Изменить размер шрифта - +
 – Дж. помолчал и снова усмехнулся. – Поверь мне, все так и будет. Я сам это пережил.

Кивнув, Блейд повернулся к окну. Темнело; декабрьский ветер кружил в воздухе снежинки, гонял по мостовым бурые листья, завывал в водосточных трубах, метался в вышине, старательно задергивая небеса пеленой туч. Очертания зданий на другой стороне улицы расплывались, тонули в полумраке, постепенно превращаясь в неясную зубчатую стену, лишь кое‑где прорезанную яркими прямоугольниками окон – то золотисто‑желтых, то белосиневатых. Машины скользили по мостовой словно призраки с огненными глазами, все одинаково серые в сгущавшихся сумерках – огромные жуки, торопливо снующие взад и вперед среди лабиринта каменных стен.

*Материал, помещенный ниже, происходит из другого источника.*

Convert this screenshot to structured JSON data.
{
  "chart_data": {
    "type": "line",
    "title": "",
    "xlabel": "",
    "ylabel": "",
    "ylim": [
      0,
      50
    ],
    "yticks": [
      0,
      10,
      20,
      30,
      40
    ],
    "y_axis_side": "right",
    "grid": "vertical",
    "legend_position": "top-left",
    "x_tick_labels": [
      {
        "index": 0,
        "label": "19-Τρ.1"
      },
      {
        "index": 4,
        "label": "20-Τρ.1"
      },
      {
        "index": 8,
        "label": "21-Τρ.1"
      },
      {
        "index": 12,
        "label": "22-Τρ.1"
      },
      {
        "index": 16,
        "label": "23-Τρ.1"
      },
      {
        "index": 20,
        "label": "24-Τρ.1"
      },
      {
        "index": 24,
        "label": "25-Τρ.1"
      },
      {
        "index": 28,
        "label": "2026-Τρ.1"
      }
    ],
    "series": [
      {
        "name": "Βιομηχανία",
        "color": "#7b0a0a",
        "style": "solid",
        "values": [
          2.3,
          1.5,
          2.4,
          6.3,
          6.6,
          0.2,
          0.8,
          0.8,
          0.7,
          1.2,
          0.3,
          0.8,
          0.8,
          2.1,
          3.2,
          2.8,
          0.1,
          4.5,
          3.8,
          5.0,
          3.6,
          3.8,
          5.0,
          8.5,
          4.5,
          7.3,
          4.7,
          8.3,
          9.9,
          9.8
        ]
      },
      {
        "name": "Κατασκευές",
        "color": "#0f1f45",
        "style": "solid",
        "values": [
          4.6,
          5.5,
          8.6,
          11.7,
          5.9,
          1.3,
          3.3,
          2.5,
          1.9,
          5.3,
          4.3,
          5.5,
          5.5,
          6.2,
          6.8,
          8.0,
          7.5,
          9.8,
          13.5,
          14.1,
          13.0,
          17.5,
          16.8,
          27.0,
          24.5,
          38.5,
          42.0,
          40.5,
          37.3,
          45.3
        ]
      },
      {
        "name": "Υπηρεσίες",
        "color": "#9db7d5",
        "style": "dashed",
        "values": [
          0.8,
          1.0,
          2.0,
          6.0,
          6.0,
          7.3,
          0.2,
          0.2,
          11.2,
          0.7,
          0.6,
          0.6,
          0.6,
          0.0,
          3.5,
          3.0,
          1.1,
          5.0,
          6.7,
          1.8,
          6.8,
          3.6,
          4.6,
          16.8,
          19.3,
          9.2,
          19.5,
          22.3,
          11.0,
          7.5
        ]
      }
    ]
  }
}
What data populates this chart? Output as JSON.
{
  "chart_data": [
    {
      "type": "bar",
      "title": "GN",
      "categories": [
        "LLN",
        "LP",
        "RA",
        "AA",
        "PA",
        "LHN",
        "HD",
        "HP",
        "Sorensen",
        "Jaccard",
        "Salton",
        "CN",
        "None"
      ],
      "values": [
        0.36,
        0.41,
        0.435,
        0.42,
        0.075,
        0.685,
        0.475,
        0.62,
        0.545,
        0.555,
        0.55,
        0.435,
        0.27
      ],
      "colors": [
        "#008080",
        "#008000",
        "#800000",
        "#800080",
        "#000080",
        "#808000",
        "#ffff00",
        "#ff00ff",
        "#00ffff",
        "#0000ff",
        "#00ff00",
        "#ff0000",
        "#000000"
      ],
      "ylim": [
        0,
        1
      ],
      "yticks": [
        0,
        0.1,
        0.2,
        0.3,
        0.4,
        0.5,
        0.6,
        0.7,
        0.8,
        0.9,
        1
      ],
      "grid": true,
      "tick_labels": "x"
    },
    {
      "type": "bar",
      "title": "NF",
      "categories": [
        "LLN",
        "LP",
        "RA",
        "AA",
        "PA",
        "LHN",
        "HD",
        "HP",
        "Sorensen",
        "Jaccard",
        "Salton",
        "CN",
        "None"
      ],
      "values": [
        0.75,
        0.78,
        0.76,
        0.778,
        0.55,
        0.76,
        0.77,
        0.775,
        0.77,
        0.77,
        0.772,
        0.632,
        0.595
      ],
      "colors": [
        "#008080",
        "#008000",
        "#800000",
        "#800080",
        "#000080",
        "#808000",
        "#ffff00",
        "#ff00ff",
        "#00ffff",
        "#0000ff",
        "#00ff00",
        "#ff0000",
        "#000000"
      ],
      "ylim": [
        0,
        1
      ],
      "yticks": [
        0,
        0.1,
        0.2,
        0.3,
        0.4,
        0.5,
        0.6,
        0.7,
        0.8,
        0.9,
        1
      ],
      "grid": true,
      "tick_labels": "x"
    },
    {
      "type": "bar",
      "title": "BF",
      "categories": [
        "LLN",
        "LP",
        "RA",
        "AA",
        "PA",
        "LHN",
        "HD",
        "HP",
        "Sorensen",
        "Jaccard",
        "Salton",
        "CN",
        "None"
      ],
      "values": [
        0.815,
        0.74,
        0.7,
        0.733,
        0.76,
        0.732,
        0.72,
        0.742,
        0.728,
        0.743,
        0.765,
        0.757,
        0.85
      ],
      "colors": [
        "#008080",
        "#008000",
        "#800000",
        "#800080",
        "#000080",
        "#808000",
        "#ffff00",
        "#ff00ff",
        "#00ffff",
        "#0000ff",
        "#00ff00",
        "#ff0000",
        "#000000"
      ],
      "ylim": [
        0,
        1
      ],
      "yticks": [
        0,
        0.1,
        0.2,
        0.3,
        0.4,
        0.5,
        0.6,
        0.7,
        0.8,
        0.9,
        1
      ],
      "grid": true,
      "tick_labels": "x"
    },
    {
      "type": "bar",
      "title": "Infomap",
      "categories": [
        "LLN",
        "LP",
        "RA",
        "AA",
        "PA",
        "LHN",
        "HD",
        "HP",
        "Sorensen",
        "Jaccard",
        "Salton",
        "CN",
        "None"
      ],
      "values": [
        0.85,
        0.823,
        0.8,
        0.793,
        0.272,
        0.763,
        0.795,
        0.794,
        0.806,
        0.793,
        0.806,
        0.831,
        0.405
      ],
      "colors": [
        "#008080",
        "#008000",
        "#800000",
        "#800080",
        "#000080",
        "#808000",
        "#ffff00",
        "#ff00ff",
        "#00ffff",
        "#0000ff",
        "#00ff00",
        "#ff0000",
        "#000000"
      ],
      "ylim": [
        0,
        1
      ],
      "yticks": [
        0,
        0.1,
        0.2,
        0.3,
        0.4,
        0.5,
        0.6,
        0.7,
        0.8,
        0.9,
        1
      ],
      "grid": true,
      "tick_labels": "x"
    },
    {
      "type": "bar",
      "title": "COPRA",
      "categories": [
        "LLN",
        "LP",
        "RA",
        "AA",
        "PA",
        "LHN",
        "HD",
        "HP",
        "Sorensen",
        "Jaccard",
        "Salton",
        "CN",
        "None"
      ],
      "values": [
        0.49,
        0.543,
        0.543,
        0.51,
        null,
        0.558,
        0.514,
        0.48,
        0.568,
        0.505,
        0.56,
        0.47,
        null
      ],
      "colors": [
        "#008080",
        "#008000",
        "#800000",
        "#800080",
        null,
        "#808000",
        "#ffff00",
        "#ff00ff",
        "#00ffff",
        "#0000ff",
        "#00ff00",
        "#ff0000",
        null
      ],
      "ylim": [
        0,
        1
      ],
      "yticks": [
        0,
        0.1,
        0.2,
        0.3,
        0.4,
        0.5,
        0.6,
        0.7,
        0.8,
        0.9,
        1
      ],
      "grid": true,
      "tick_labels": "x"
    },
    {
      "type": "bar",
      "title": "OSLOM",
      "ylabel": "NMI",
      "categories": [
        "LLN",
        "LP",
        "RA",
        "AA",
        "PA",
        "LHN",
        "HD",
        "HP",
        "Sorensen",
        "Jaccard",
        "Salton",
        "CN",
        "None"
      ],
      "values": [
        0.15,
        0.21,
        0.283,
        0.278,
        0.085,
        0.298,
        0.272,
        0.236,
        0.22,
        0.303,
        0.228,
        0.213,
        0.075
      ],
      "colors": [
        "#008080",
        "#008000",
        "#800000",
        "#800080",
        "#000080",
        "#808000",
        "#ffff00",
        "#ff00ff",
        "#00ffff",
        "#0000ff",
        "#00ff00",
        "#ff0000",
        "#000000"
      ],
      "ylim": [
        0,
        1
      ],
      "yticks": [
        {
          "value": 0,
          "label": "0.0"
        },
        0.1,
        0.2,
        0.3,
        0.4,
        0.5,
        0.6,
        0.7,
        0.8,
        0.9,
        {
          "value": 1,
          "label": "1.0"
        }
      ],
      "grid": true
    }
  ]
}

– Мрачная картина, не так ли? – заметил Дж., проследив взгляд Блейда. – Декабрь – не лучшее время в Лондоне, но это еще не твой декабрь, Дик… И я надеюсь, что там, куда ты попадешь, будет лето или хотя бы золотая осень. – Он сделал паузу, затем поднялся и, шаркая ногами, подошел к окну. – Нет, пусть там будет лето… и пусть оно никогда не кончается… Доброго пути, мой мальчик!

 

* * *

 

– Доброго пути, сэр Блейд! Доброго пути, сестренка! – Майк поднял руку в прощальном жесте. За его спиной сияли врата, на этот раз – очень внушительных размеров, три на три ярда; в меньшие Блейд не сумел бы пролезть.

Он тоже помахал рукой, потом резко отвернулся, переходя с шага на мерную иноходь. Миклана, ухватившись за широкий пояс, прижималась к его спине, и Блейд сквозь тонкую ткань комбинезона чувствовал ее острые напряженные груди. Сейчас ему казалось, что Большая Сфера Уренира, и без того бескрайняя, словно раздвинулась, стала еще больше и просторнее, еще шире, еще ярче. Иного и быть не могло; ведь существо, созданное неподражаемым искусством Лоторма, было на добрый ярд выше прежнего Ричарда Блейда.

Перед ним простиралась степь, пересеченная вдали, на севере, какой‑то багровой полоской. Он чувствовал необычайную легкость, кипучую силу, странное напряжение в мышцах – словно лошадиная часть его тела повелевала совершить нечто естественное, привычное и совершенно необходимое. Минуту‑другую он прислушивался к своим ощущениям – как певец, который ловит нужную ноту и такт, чтобы слить свой голос с мощным звучанием оркестра. Здесь оркестром была сама степь; травы выводили партию скрипок и виолончелей, ветер дул в медные трубы, ручьи и речки откликались аккордами фортепиано, а два ярких солнца, повисших в небе, выглядели точно тарелки, грохочущий звук которых должен был вот‑вот раскатиться над огромной оркестровой ямой. Да, Слорам, страна кентавров, встречала пришельца музыкой, но сам он чувствовал, что фальшивит, что‑то делает не так.

Внезапно Блейд догадался. Его движения! Они были совсем не такими, как требовала мелодия степи! Слишком медленными, слишком осторожными, словно он еще находился в благодатной и цивилизованной Синтоле, а не на краю необозримой степи!

Надо бежать! Мчаться! Нестись сломя голову! Так повелевал ритм стремительной симфонии трав, вод, ветра и небесных светил!

– Держись! – крикнул он девушке, переходя с ровной иноходи на бег. Миклана испуганно ойкнула за его спиной.

Степь словно ринулась им навстречу.

Мягко грохотали копыта, три могучих сердца бились в унисон, кровь стремительными толчками омывала каждую мышцу, каждую клеточку, прохладный воздух вливался в легкие, встречный бриз сушил испарину, зеленые стебли трав ласкали колени, гибкое женское тело прижималось к спине… Он мчался, как ураган, подгоняемый ветром и сам подобный ветру; сказочное существо, прекрасное, мощное, необоримое и стремительное. Он стелился над изумрудным ковром, разбрызгивал копытами хрустальные воды ручьев, взметал вверх песок и гальку на их берегах, черной молнией проскакивал по склонам пологих холмов; распластав хвост, вытянув вперед руки, гигантскими прыжками проносился над оврагами.